Hoje o trabalho de Nise é para nós, trabalhadores da Saúde Mental e militantes Luta Antimanicomial, uma grande inspiração
Bruno Araújo e Deborah Mendes
Em meio a semana da luta antimanicomial, está em exibição nos cinemas o filme Nise — O Coração da Loucura. Com grande atuação de Gloria Pires e direção de Roberto Berliner, mostra o florescimento de artistas em um lugar improvável até então: um manicômio. Nise da Silveira (1905 – 1999) deu liberdade aos pacientes, revolucionou a psiquiatria no Brasil, levou seu trabalho para o mundo inteiro, trocou impressões com Carl Jung e combateu o machismo num meio dominado por homens na década de 1940. “Meu instrumento é o pincel, o seu é o picador de gelo! ”, foi com essas palavras que a psiquiatra iniciou um processo de transformação do Centro Psiquiátrico Nacional Pedro II (mais conhecido como Engenho de Dentro) no Rio de Janeiro, ao opor-se às formas de tratamento em saúde mental vigentes na sua época: a lobotomia e o eletrochoque.
Nise, por se recusar a aplicar eletrochoque nos seus pacientes, foi transferida em 1946 para a Seção de Terapêutica Ocupacional, onde começou a desenvolver um trabalho revolucionário com os pacientes, os quais ela preferia chamar de “clientes”, por meio da criação de um ateliê de pintura e modelagem. Naquele espaço, todos eram convidados a desenhar, pintar e esculpir de forma livre, para que por meio da arte se pudesse ter acesso aos conteúdos psíquicos que provocavam o adoecimento e com isso construir uma via simbólica para lidar com a realidade. Esse processo é retratado de forma muito sensível e emocionante no filme “Nise: O Coração da Loucura” que está em cartaz nos cinemas.

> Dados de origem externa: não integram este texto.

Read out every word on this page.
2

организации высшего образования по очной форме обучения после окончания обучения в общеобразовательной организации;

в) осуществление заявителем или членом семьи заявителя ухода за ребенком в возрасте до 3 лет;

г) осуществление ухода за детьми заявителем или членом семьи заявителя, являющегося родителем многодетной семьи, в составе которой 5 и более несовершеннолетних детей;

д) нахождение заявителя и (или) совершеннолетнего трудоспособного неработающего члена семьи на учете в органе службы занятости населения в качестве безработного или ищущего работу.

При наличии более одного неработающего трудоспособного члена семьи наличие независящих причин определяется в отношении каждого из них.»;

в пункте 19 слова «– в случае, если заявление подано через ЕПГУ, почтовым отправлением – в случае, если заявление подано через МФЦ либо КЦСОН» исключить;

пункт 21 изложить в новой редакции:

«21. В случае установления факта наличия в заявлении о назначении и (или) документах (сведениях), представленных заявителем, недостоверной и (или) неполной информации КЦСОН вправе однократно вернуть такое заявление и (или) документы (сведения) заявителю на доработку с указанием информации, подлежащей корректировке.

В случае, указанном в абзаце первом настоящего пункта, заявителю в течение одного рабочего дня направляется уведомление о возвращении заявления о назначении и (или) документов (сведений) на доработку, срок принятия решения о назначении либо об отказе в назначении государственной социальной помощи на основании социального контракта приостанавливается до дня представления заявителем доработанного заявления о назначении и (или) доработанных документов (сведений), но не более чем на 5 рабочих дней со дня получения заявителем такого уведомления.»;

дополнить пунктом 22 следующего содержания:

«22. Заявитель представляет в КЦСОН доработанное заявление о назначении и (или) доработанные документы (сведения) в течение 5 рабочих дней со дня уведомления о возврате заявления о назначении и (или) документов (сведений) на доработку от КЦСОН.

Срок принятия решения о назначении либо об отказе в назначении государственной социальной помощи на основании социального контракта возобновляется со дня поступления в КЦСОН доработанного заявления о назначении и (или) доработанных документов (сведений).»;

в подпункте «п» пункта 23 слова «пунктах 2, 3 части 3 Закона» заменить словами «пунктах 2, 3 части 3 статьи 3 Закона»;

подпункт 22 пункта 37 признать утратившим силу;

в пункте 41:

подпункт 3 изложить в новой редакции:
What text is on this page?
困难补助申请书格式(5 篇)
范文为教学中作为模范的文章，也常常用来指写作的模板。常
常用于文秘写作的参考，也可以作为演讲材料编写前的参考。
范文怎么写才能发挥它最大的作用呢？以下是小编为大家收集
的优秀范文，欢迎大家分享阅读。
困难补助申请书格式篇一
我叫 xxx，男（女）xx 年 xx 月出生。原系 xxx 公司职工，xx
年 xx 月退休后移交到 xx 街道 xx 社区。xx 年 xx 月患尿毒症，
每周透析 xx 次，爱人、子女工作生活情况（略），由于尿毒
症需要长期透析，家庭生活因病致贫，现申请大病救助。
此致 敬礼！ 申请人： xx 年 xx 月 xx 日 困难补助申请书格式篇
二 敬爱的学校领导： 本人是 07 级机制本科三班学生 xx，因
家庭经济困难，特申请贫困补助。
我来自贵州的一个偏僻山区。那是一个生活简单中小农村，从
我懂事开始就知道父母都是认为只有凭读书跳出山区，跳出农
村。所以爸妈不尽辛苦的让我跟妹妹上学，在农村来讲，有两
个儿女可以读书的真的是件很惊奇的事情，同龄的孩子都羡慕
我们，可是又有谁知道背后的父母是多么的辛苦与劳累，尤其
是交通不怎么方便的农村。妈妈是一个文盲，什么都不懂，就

O trabalho de Nise revolucionou a psiquiatria da época e se expandiu de tal forma que em 1952 ela criou o Museu de Imagens do Inconsciente, abrigando as obras dos artistas que frequentavam os ateliês. Atualmente esse Museu possuiu um acervo de mais de 50 mil obras.
Hoje o trabalho de Nise é para nós, trabalhadores da Saúde Mental e militantes Luta Antimanicomial, uma grande inspiração; pois, somos gente que não acredita em tratamento pela via da violência ou da segregação! Somos gente que acredita que o afeto, o acolhimento, o tratamento do outro como ser humano e a arte são capazes de transformar contextos que produzem o sofrimento e adoecimento. Dessa forma, resistimos todos os dias às atrocidades do modelo manicomial ainda vigente em nosso país.
Em tempo: os trabalhadores, usuários e familiares da Saúde Mental convidam toda comunidade botucatuense a participar da Semana da Luta Antimanicomial, em especial nesta sexta-feira (20) onde o “Bloco Samba Para Todos”, composto por todos aqueles que acreditam e lutam pela Saúde Mental, irá desfilar na Avenida Amando de Barros às 10h. Nesse dia, seguindo o exemplo de Nise, faremos da música, do batuque e do samba o nosso instrumento de trabalho e seguiremos cantando: “Somos diferentes e quem não é? Queremos liberdade como todo mundo quer! ”.
* Bruno Araújo e Deborah Mendes são psicólogos, trabalhadores da Saúde Mental, membros do Fórum Permanente Intersetorial de Saúde Mental de Botucatu (FPISM) e do Movimento da Luta Antimanicomial de Botucatu.